Через полчаса бездыханное тело Галины Бениславской погрузили в повозку и отправили в анатомический театр на Пироговку. Сторож, обрадованный тем, что в кармане самоубийцы нашли предсмертную записку, которая сняла с него все подозрения, налил себе в кружку целую четверть и выпил не торопясь, словно чай, за упокой души.
Смерть Гали Женя восприняла как катастрофу и серьезно заболела нервами, так что ее положили в больницу Сербского. От сознания, что до нее здесь побывали Есенин и Бениславская, Жене стало еще хуже.
По ночам они по очереди навещали ее, но никогда вместе. Сергей читал свои стихи и объяснял, что истинный поэт не должен принадлежать ни к какой школе, ведь стихи идут от сердца, от восприятия мира, а школы связывают по рукам и ногам. Только свободный художник может нести свободное слово.

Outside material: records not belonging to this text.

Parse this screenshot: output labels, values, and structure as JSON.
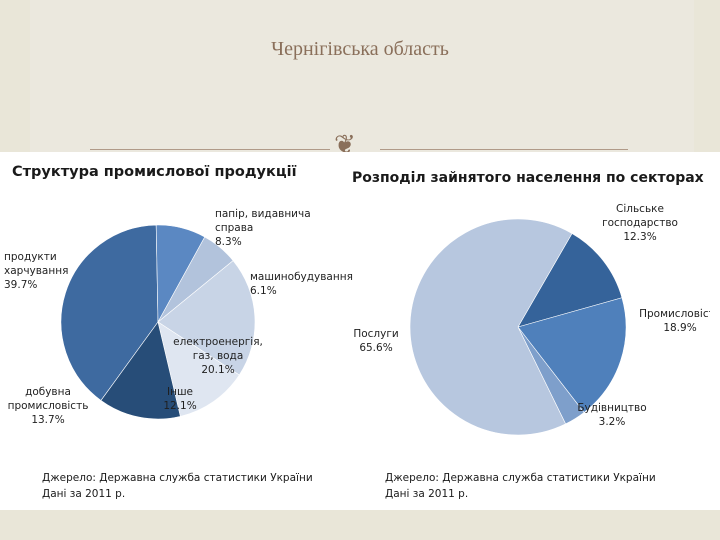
{
  "slide": {
    "title": "Чернігівська область"
  },
  "chart_data": [
    {
      "type": "pie",
      "title": "Структура промислової продукції",
      "slices": [
        {
          "label": "продукти харчування",
          "value": 39.7,
          "value_label": "39.7%",
          "color": "#3e6aa0",
          "label_lines": [
            "продукти",
            "харчування",
            "39.7%"
          ]
        },
        {
          "label": "папір, видавнича справа",
          "value": 8.3,
          "value_label": "8.3%",
          "color": "#5b88c2",
          "label_lines": [
            "папір, видавнича",
            "справа",
            "8.3%"
          ]
        },
        {
          "label": "машинобудування",
          "value": 6.1,
          "value_label": "6.1%",
          "color": "#b2c3dc",
          "label_lines": [
            "машинобудування",
            "6.1%"
          ]
        },
        {
          "label": "електроенергія, газ, вода",
          "value": 20.1,
          "value_label": "20.1%",
          "color": "#c8d4e6",
          "label_lines": [
            "електроенергія,",
            "газ, вода",
            "20.1%"
          ]
        },
        {
          "label": "Інше",
          "value": 12.1,
          "value_label": "12.1%",
          "color": "#dfe6f1",
          "label_lines": [
            "Інше",
            "12.1%"
          ]
        },
        {
          "label": "добувна промисловість",
          "value": 13.7,
          "value_label": "13.7%",
          "color": "#274d78",
          "label_lines": [
            "добувна",
            "промисловість",
            "13.7%"
          ]
        }
      ],
      "source": [
        "Джерело: Державна служба статистики України",
        "Дані за 2011 р."
      ]
    },
    {
      "type": "pie",
      "title": "Розподіл зайнятого населення по секторах",
      "slices": [
        {
          "label": "Сільське господарство",
          "value": 12.3,
          "value_label": "12.3%",
          "color": "#35639a",
          "label_lines": [
            "Сільське",
            "господарство",
            "12.3%"
          ]
        },
        {
          "label": "Промисловість",
          "value": 18.9,
          "value_label": "18.9%",
          "color": "#4f80bb",
          "label_lines": [
            "Промисловість",
            "18.9%"
          ]
        },
        {
          "label": "Будівництво",
          "value": 3.2,
          "value_label": "3.2%",
          "color": "#7e9fcb",
          "label_lines": [
            "Будівництво",
            "3.2%"
          ]
        },
        {
          "label": "Послуги",
          "value": 65.6,
          "value_label": "65.6%",
          "color": "#b7c7df",
          "label_lines": [
            "Послуги",
            "65.6%"
          ]
        }
      ],
      "source": [
        "Джерело: Державна служба статистики України",
        "Дані за 2011 р."
      ]
    }
  ]
}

Галя жаловалась на несчастную судьбу и на то, что Женя, подруга, ее не уберегла. Женя плакала, просила простить и объяснить, как она должна была поступить. Галя, сделав строгое лицо, отвечала: «Сама знаешь», «Не строй из себя дурочку», «А ты подумай» и тому подобное, а потом исчезала. Раза два появлялась Нина Сац и, каждый раз снимая прозрачную косынку и демонстрируя красные родимые пятна, убеждала, что Яша принадлежит только ей и никому больше. Женя чувствовала, что это только начало, и вскоре к ней хлынула лавина ночных посетителей. Здесь была мама, укоряющая за то, что бросила ее больную умирать, а сама уехала; Иван, красный командир, сообщивший, что погиб при взятии Крыма, и в его смерти виновата она вместе с Блюмкиным; Володя Кожушкевич, умалчивающий об обстоятельствах своей смерти, но заявляющий о ее доле вины в этом, и еще много других — знакомых, юнкеров, подруг, объявляющих о своей смерти и частично обвиняющих в ней Женю.

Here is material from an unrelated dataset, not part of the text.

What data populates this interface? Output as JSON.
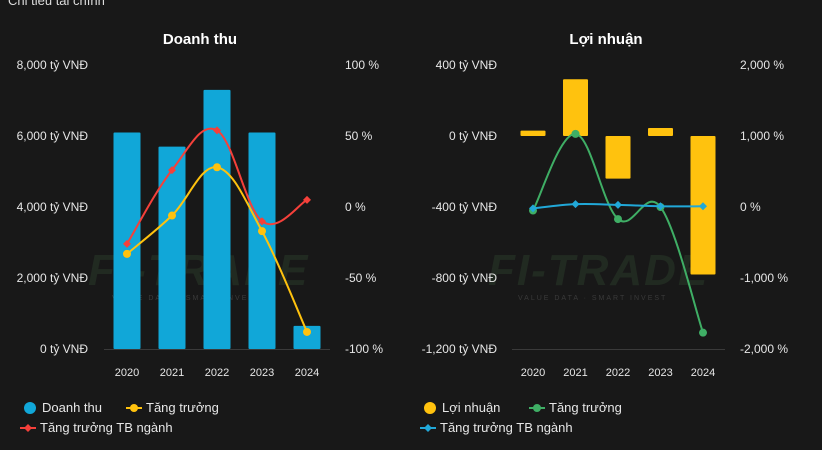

Каждое утро, проснувшись, Женя поражалась очередному известию о смерти знакомого ей человека, пришедшему во сне. О своих ночных кошмарах она никому не рассказывала. Самочувствие ее ухудшалось, и, несмотря на старания врачей, она таяла на глазах.
На седьмой день ее навестил Барченко. Он посмотрел на нее, достал из кармана конверт с пометкой «номер два» и сказал:
— Посмотри, проверь печати.
Женя проверила. Они были не тронуты, конверт не вскрывали.
— Как вы догадались, что в конверте? спросила она.